One-year dollar/dinar currency forwards BHD1Y=, which capture expectations for the dinar to depreciate over the next 12 months, were quoted as high as 200 points, the highest level since at least the year 2000, a senior bank trader said.
The spot rate briefly weakened away from the peg to the U.S. dollar BHD=, dropping as far as 0.37716, because of security fears and uncertainty over whether the central bank was operating, traders said. The dinar then bounced back to 0.37695 after the central bank intervened to supply dollars. “In the dollar/Bahraini dinar forex market, activity has declined considerably, and most transactions are limited to spot and very short-dated swaps,” said Mazen Barbir, forex dealer at Standard Chartered in Dubai.
“The offer on USD/BHD has widened to 0.3772, basically 20 pips over the central bank offer.
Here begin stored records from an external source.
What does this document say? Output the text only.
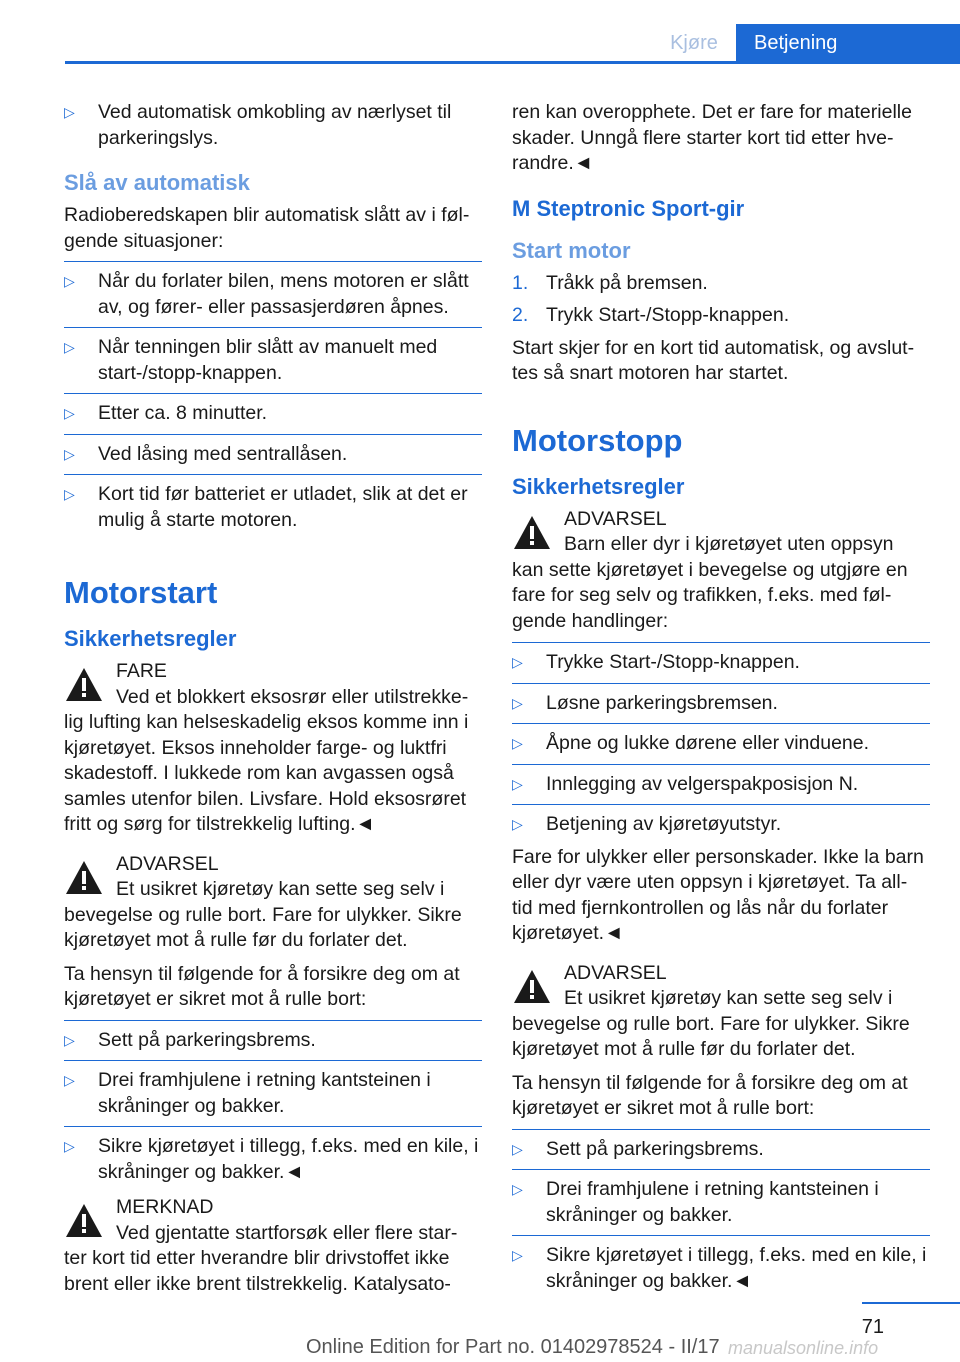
Kjøre	Betjening
▷ Ved automatisk omkobling av nærlyset til parkeringslys.
Slå av automatisk

Radioberedskapen blir automatisk slått av i føl- gende situasjoner:

▷ Når du forlater bilen, mens motoren er slått av, og fører- eller passasjerdøren åpnes.
▷ Når tenningen blir slått av manuelt med start-/stopp-knappen.
▷ Etter ca. 8 minutter.
▷ Ved låsing med sentrallåsen.
▷ Kort tid før batteriet er utladet, slik at det er mulig å starte motoren.
Motorstart
Sikkerhetsregler
FARE
Ved et blokkert eksosrør eller utilstrekke- lig lufting kan helseskadelig eksos komme inn i kjøretøyet. Eksos inneholder farge- og luktfri skadestoff. I lukkede rom kan avgassen også samles utenfor bilen. Livsfare. Hold eksosrøret fritt og sørg for tilstrekkelig lufting.◄
ADVARSEL
Et usikret kjøretøy kan sette seg selv i bevegelse og rulle bort. Fare for ulykker. Sikre kjøretøyet mot å rulle før du forlater det.

Ta hensyn til følgende for å forsikre deg om at kjøretøyet er sikret mot å rulle bort:

▷ Sett på parkeringsbrems.
▷ Drei framhjulene i retning kantsteinen i skråninger og bakker.
▷ Sikre kjøretøyet i tillegg, f.eks. med en kile, i skråninger og bakker.◄
MERKNAD
Ved gjentatte startforsøk eller flere star- ter kort tid etter hverandre blir drivstoffet ikke brent eller ikke brent tilstrekkelig. Katalysato-

ren kan overopphete. Det er fare for materielle skader. Unngå flere starter kort tid etter hve- randre.◄

M Steptronic Sport-gir
Start motor
1. Tråkk på bremsen.
2. Trykk Start-/Stopp-knappen.

Start skjer for en kort tid automatisk, og avslut- tes så snart motoren har startet.

Motorstopp
Sikkerhetsregler
ADVARSEL
Barn eller dyr i kjøretøyet uten oppsyn kan sette kjøretøyet i bevegelse og utgjøre en fare for seg selv og trafikken, f.eks. med føl- gende handlinger:
▷ Trykke Start-/Stopp-knappen.
▷ Løsne parkeringsbremsen.
▷ Åpne og lukke dørene eller vinduene.
▷ Innlegging av velgerspakposisjon N.
▷ Betjening av kjøretøyutstyr.

Fare for ulykker eller personskader. Ikke la barn eller dyr være uten oppsyn i kjøretøyet. Ta all- tid med fjernkontrollen og lås når du forlater kjøretøyet.◄

ADVARSEL
Et usikret kjøretøy kan sette seg selv i bevegelse og rulle bort. Fare for ulykker. Sikre kjøretøyet mot å rulle før du forlater det.

Ta hensyn til følgende for å forsikre deg om at kjøretøyet er sikret mot å rulle bort:

▷ Sett på parkeringsbrems.
▷ Drei framhjulene i retning kantsteinen i skråninger og bakker.
▷ Sikre kjøretøyet i tillegg, f.eks. med en kile, i skråninger og bakker.◄
71
Online Edition for Part no. 01402978524 - II/17 manualsonline.info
Pressure for dollar buying will continue as investors will seek to exit liquid investments,” he said.
At their quoted high, one-year currency forwards implied that the Bahraini dinar would depreciate by roughly 0.9 percent from its 0.376 peg to the dollar over the next year. The 200-point level was up from a close of 75/150 points on Tuesday.
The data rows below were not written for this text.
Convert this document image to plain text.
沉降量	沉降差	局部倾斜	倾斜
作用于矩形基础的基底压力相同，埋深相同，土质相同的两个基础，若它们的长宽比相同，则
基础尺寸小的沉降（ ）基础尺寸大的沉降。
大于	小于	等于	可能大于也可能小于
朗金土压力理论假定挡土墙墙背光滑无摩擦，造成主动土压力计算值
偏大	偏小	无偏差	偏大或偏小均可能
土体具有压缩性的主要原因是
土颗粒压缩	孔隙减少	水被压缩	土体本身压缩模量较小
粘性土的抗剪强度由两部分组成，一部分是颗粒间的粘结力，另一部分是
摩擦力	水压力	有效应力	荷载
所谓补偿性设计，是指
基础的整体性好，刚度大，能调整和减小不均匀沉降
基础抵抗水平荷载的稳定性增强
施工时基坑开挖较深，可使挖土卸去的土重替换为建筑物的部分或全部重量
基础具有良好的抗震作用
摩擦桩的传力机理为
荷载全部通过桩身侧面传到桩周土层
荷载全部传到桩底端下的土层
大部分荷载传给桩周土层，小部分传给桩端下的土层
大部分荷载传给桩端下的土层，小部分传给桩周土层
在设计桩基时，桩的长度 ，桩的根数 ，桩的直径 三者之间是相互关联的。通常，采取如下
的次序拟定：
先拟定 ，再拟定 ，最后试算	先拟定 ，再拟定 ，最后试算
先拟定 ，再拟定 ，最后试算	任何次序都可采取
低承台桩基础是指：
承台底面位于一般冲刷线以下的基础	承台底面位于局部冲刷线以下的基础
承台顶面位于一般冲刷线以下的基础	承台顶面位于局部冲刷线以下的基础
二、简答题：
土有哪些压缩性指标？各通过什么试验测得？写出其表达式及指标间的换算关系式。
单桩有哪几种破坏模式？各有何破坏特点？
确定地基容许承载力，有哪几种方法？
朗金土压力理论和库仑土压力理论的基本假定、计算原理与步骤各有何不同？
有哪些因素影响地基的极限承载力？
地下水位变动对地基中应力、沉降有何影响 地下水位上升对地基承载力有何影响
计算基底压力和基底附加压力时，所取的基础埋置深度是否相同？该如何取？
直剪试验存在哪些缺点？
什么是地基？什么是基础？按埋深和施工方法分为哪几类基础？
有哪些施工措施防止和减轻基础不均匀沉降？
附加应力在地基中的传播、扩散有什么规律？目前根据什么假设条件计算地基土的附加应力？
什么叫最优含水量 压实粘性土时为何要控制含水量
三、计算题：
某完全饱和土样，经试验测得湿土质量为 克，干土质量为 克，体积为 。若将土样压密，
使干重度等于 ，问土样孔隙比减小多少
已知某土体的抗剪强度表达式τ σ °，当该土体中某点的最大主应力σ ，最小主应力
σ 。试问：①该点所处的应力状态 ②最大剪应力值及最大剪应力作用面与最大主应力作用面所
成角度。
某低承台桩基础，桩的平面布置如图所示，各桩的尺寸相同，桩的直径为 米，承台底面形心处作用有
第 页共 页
Traders, who use the forward markets to bet on the future direction of currencies, said there was currently no real interest in dealing in forwards.
Bahrain’s currency link to the dollar makes its central bank’s policy less flexible as it needs to keep its interest rates near U.S. benchmarks to avoid excessive pressure on the currency.
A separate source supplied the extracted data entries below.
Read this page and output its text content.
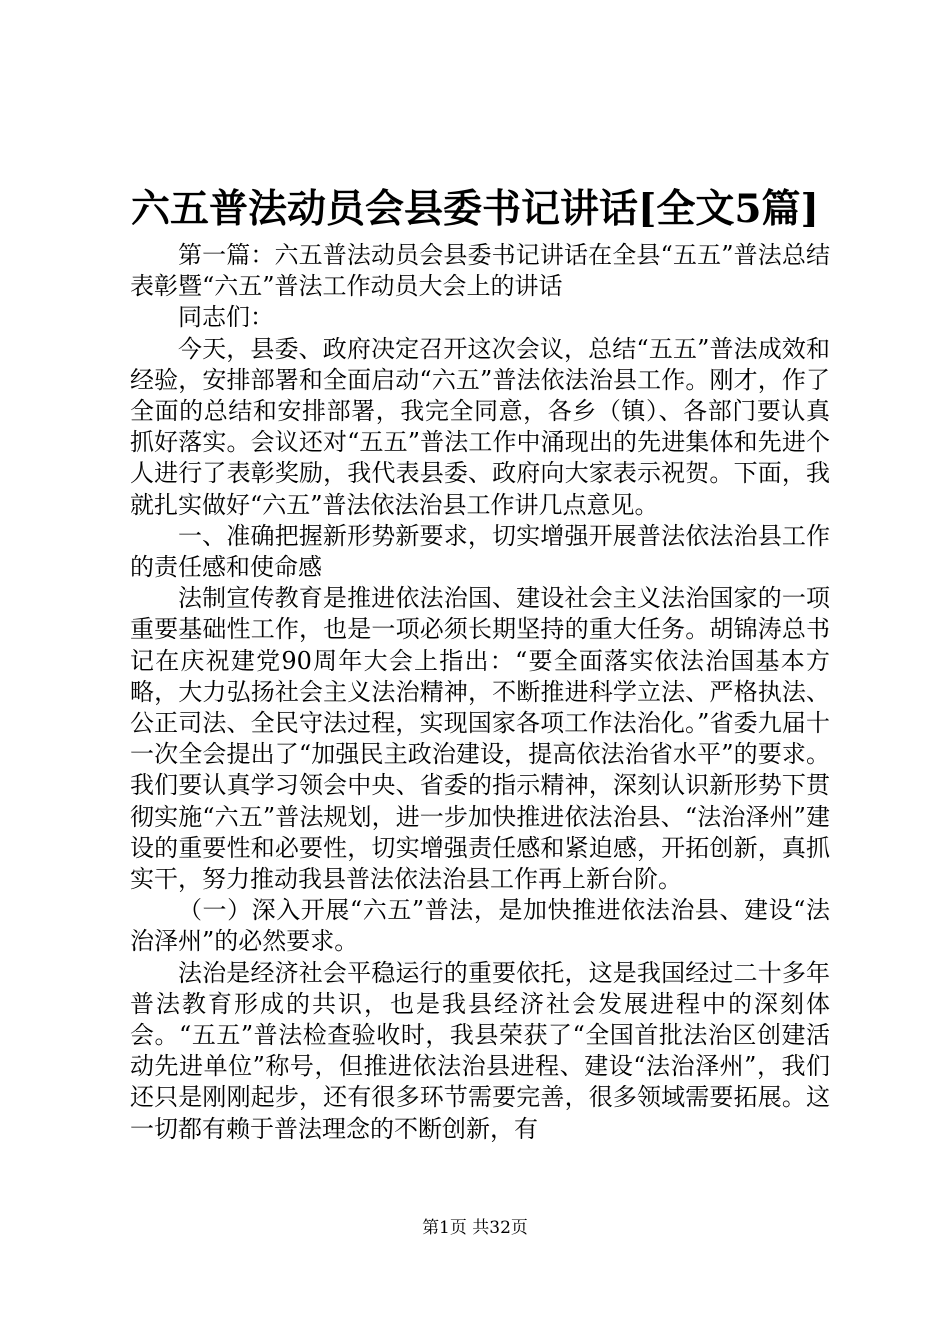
六五普法动员会县委书记讲话[全文5篇]

第一篇：六五普法动员会县委书记讲话在全县“五五”普法总结表彰暨“六五”普法工作动员大会上的讲话

同志们：

今天，县委、政府决定召开这次会议，总结“五五”普法成效和经验，安排部署和全面启动“六五”普法依法治县工作。刚才，作了全面的总结和安排部署，我完全同意，各乡（镇）、各部门要认真抓好落实。会议还对“五五”普法工作中涌现出的先进集体和先进个人进行了表彰奖励，我代表县委、政府向大家表示祝贺。下面，我就扎实做好“六五”普法依法治县工作讲几点意见。

一、准确把握新形势新要求，切实增强开展普法依法治县工作的责任感和使命感

法制宣传教育是推进依法治国、建设社会主义法治国家的一项重要基础性工作，也是一项必须长期坚持的重大任务。胡锦涛总书记在庆祝建党90周年大会上指出：“要全面落实依法治国基本方略，大力弘扬社会主义法治精神，不断推进科学立法、严格执法、公正司法、全民守法过程，实现国家各项工作法治化。”省委九届十一次全会提出了“加强民主政治建设，提高依法治省水平”的要求。我们要认真学习领会中央、省委的指示精神，深刻认识新形势下贯彻实施“六五”普法规划，进一步加快推进依法治县、“法治泽州”建设的重要性和必要性，切实增强责任感和紧迫感，开拓创新，真抓实干，努力推动我县普法依法治县工作再上新台阶。

（一）深入开展“六五”普法，是加快推进依法治县、建设“法治泽州”的必然要求。

法治是经济社会平稳运行的重要依托，这是我国经过二十多年普法教育形成的共识，也是我县经济社会发展进程中的深刻体会。“五五”普法检查验收时，我县荣获了“全国首批法治区创建活动先进单位”称号，但推进依法治县进程、建设“法治泽州”，我们还只是刚刚起步，还有很多环节需要完善，很多领域需要拓展。这一切都有赖于普法理念的不断创新，有

第1页 共32页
Manama’s commercial district that houses the central bank has been closed off since early on Wednesday as Bahraini forces clamped down on protesters, cut off roads and cleared hundreds from a protest camp in the capital of the small non-OPEC oil producer.
“We are operating. We are maintaining interbank payment and settlement systems from other locations,” Sheikh Salman bin Isa al-Khalifa, executive director for banking operations at the central bank, told Reuters.
The central bank spokeswoman said the interbank payment system was functioning normally and banking services were being provided to all retail banks that were open.